Davor steht allerdings das Naheliegende. Neue Jeans und kräftig gefärbte Teile geben in den ersten Wäschen ab; wer sie zunächst allein wäscht, spart sich den Rest. Farbfangtücher fangen gelöste Farbstoffe in der Trommel ab und sind die billigste Versicherung, die es für dieses Problem gibt.
Und sortieren Sie nach Farbtiefe, nicht nur nach Hell und Dunkel. Ein kräftiges Rot gehört nicht zu Pastelltönen, auch wenn beide „bunt“ sind.
Die Methode im Überblick
Auf keinen Fall trocknen
Die Hitze des Trockners fixiert die fremden Pigmente tief in der Faser. Solange das Kleidungsstück feucht bleibt, ist der Farbübertrag noch behandelbar; einmal getrocknet und erhitzt, ist er es in aller Regel nicht mehr.
Das Pflegeetikett lesen, bevor Sie zu einem Mittel greifen
Das Bleichsymbol entscheidet alles: Manche Textilien vertragen überhaupt kein Bleichmittel, andere nur solche auf Sauerstoffbasis. Wer sich darüber hinwegsetzt, bekommt Löcher statt einer geretteten Bluse.
An einer Innennaht testen
Tragen Sie das Mittel auf links auf, an einer verdeckten Naht, und warten Sie einige Minuten. Nur so sehen Sie, ob es den Stoff selbst entfärbt, bevor Sie es auf das ganze Teil ausdehnen.
Bei höchstens 40 °C wässern
Legen Sie das ganze Stück in eine Schüssel mit lauwarmem Wasser und bewegen Sie es sanft, damit sich die gelösten Pigmente verteilen. Heißeres Wasser öffnet die Faser – und fixiert genau das, was Sie herausholen wollen.
Gründlich spülen und feucht beurteilen
Zu kurzes Spülen lässt Wirkstoffe im Gewebe, die beim Oxidieren vergilben. Beurteilen Sie das Ergebnis am noch feuchten Stoff und trocknen Sie erst, wenn es Sie überzeugt.
Richtig-oder-falsch-Quiz
Richtig oder falsch: Irrtümer über verfärbte Wäsche
Frage 1 / 4
Chlorbleiche und Essig zusammen wirken stärker gegen Verfärbungen.

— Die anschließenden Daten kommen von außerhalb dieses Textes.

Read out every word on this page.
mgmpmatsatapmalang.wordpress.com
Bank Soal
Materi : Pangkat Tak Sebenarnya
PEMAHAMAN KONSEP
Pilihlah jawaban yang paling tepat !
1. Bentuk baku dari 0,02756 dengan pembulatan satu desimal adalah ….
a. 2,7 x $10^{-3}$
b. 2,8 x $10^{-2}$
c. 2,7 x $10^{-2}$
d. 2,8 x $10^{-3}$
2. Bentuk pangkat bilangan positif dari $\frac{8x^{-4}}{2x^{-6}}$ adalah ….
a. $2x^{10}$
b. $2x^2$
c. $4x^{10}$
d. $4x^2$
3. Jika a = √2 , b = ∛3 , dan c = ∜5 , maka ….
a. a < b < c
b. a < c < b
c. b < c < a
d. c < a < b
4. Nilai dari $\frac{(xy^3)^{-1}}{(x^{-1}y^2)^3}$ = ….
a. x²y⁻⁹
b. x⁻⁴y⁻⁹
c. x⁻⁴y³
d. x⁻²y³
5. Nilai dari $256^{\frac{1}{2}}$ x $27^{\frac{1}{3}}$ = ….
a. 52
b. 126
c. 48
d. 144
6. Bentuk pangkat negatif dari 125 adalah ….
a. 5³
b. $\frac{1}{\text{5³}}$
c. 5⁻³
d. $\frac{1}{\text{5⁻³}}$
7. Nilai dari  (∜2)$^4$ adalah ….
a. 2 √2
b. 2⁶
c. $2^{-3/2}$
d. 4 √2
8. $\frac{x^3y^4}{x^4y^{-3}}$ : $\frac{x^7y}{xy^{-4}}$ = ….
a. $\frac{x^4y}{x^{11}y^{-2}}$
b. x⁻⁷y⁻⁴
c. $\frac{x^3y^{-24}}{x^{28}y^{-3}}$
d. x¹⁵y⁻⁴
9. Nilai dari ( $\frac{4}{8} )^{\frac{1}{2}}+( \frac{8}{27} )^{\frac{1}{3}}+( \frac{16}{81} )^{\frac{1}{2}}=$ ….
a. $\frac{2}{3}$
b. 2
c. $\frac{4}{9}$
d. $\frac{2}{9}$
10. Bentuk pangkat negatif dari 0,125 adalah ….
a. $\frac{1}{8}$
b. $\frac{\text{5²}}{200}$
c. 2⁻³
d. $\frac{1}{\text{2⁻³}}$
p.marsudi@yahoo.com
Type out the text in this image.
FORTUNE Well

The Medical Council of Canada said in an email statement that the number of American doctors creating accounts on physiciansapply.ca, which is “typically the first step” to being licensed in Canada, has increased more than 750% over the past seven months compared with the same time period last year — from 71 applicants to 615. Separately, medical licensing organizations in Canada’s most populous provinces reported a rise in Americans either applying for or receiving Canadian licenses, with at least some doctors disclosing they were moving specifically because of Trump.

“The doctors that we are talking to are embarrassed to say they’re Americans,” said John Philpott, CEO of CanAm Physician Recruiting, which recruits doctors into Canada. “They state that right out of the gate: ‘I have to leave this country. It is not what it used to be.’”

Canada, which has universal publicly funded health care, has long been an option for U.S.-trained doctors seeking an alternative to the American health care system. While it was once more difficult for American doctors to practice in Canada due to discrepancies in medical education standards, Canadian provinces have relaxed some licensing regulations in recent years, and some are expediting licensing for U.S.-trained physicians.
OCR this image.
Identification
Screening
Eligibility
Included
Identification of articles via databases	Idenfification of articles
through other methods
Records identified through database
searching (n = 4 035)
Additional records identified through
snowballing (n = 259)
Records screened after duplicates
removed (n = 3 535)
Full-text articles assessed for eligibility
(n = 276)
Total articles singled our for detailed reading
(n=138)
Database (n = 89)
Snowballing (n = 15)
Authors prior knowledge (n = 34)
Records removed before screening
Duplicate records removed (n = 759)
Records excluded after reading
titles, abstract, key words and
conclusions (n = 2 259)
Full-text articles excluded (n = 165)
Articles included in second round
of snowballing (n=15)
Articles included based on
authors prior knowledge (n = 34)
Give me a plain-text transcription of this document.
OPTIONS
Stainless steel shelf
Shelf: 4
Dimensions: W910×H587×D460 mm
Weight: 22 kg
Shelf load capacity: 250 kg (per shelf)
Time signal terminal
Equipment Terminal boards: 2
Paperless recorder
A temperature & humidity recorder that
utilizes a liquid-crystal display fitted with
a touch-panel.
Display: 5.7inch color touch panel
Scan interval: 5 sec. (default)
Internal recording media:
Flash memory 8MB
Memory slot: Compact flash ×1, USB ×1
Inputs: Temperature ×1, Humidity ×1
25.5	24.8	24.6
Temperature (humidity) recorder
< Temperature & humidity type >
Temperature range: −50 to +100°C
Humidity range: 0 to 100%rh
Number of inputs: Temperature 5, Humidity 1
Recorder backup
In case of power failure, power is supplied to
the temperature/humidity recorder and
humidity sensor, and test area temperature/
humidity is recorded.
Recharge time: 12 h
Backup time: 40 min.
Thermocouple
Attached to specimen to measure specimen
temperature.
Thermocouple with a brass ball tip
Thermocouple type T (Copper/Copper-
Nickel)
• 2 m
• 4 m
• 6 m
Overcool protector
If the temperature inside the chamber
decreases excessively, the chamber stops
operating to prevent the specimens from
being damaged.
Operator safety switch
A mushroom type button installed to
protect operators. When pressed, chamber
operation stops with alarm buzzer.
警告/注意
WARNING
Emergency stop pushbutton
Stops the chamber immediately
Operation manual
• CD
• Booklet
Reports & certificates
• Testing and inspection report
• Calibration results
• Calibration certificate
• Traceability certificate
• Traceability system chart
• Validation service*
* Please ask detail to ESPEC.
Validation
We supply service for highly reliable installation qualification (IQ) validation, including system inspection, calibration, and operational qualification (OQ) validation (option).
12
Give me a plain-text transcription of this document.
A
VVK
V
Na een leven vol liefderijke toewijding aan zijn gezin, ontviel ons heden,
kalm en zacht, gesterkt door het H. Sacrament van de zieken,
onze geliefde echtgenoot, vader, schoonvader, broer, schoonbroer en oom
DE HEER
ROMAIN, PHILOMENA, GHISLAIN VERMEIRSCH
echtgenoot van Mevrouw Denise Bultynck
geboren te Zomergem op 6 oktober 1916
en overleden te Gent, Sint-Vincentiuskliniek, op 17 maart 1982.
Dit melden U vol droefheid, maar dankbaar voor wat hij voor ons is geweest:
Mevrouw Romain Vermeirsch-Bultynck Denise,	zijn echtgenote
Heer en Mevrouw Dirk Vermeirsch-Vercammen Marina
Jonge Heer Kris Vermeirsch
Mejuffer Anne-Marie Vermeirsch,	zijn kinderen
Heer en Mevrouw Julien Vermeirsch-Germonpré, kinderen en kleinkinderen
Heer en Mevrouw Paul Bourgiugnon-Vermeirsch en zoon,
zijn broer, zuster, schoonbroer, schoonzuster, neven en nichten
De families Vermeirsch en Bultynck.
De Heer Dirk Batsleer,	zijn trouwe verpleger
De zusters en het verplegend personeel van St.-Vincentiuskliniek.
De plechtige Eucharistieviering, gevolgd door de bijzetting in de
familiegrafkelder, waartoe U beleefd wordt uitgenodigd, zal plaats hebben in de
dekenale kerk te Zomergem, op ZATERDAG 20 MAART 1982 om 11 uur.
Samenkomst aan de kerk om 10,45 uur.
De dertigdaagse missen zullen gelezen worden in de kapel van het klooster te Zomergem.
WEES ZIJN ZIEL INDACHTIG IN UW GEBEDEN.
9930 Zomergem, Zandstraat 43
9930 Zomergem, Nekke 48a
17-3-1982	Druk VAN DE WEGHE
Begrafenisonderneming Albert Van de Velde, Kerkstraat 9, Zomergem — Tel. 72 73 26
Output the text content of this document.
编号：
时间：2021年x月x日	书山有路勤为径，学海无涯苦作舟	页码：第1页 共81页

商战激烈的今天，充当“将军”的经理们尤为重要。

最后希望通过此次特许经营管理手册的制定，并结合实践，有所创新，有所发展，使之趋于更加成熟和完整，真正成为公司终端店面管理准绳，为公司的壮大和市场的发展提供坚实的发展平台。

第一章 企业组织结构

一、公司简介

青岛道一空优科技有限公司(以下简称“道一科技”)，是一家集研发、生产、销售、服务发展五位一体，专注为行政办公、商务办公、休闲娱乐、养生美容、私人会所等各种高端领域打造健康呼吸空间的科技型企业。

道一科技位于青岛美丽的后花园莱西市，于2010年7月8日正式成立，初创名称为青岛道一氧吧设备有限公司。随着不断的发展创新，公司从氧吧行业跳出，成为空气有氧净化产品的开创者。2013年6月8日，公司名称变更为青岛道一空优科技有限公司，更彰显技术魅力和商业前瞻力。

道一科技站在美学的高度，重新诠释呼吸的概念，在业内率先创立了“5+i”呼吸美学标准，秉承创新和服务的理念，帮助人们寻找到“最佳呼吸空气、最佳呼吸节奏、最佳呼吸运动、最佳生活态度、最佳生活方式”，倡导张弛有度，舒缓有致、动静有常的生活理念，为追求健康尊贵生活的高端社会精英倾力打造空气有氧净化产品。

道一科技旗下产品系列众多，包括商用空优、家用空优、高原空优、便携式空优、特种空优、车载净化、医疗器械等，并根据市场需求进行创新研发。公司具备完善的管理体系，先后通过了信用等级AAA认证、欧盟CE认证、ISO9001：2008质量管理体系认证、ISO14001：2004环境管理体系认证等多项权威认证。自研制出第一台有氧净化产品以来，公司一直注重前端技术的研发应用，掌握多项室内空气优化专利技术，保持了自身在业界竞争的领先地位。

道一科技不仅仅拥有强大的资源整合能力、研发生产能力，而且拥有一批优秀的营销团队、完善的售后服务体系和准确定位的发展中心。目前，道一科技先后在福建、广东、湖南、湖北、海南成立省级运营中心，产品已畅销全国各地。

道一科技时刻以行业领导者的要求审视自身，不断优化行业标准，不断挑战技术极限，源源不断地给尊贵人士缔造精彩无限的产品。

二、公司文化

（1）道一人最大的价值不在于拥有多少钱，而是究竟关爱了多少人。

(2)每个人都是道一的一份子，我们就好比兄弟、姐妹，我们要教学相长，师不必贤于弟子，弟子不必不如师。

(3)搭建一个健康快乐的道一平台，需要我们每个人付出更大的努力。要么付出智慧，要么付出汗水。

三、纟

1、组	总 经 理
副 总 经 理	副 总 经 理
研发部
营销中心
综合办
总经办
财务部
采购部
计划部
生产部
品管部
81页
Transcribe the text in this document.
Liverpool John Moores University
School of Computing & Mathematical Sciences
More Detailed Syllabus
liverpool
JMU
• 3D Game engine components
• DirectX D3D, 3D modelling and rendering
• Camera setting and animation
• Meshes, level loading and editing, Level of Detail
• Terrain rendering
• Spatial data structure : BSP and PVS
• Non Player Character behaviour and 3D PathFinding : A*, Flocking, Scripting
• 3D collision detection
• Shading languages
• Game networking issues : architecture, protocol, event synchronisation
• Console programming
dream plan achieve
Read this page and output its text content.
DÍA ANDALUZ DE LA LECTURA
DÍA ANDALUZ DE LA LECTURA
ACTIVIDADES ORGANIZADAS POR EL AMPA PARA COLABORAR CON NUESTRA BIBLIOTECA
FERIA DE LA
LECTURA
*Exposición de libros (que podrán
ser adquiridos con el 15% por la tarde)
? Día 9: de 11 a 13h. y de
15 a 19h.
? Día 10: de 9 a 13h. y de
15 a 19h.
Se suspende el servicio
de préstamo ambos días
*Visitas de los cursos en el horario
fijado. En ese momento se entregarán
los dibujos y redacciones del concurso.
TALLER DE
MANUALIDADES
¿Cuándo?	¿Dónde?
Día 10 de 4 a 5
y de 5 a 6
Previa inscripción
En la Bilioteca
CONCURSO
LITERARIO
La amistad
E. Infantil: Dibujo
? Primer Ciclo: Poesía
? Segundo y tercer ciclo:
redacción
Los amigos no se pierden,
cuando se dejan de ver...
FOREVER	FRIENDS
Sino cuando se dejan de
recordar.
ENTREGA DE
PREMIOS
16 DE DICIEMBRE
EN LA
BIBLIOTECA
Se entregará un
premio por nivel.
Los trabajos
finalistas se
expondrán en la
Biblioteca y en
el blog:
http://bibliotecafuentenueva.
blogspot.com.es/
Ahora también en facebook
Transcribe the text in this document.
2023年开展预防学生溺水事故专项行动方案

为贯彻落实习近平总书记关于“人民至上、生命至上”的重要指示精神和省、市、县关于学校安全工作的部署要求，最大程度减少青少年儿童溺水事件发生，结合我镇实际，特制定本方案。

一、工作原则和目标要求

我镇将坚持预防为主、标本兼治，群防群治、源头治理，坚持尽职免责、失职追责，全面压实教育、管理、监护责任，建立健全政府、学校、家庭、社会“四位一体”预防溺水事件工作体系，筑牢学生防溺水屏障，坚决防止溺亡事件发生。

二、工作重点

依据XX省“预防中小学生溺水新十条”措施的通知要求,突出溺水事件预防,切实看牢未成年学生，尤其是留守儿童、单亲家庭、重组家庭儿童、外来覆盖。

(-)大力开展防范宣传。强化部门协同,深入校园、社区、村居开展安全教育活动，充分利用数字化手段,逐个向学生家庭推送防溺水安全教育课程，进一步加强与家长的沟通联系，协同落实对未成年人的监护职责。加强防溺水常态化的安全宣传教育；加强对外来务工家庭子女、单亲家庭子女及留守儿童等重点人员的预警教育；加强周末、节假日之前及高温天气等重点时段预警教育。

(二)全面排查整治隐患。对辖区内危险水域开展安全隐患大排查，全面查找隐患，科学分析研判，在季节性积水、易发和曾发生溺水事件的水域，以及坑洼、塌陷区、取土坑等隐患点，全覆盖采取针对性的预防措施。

Sie verstärken sich nicht, sie reagieren. Das BfR beschreibt die Bildung von Chlorgas im Haushalt genau für diesen Fall: natriumhypochlorithaltige Bleichlauge plus eine stärkere Säure. Reiniger gehören grundsätzlich nicht zusammen in ein Gefäß.
Frage 2 / 4
Chlorgas riecht man rechtzeitig, bevor es gefährlich wird.
Die Geruchsschwelle liegt bei 0,02 bis 1 ppm, und schon 1 ppm reizt die Schleimhäute. Vor allem aber kann sich ein Lungenödem erst nach drei bis 24 Stunden zeigen – der Geruch warnt also nicht vor dem, was später kommt.
Frage 3 / 4
Ein verfärbtes Teil ist verloren, sobald es im Trockner war.
Die Hitze fixiert die Pigmente im Faserinneren. Deshalb ist der erste Handgriff kein Mittel, sondern eine Unterlassung: nicht trocknen. Solange der Stoff feucht ist, bleibt der Farbübertrag behandelbar.
Frage 4 / 4
Essig ist harmlos, weil er aus dem Lebensmittelregal kommt.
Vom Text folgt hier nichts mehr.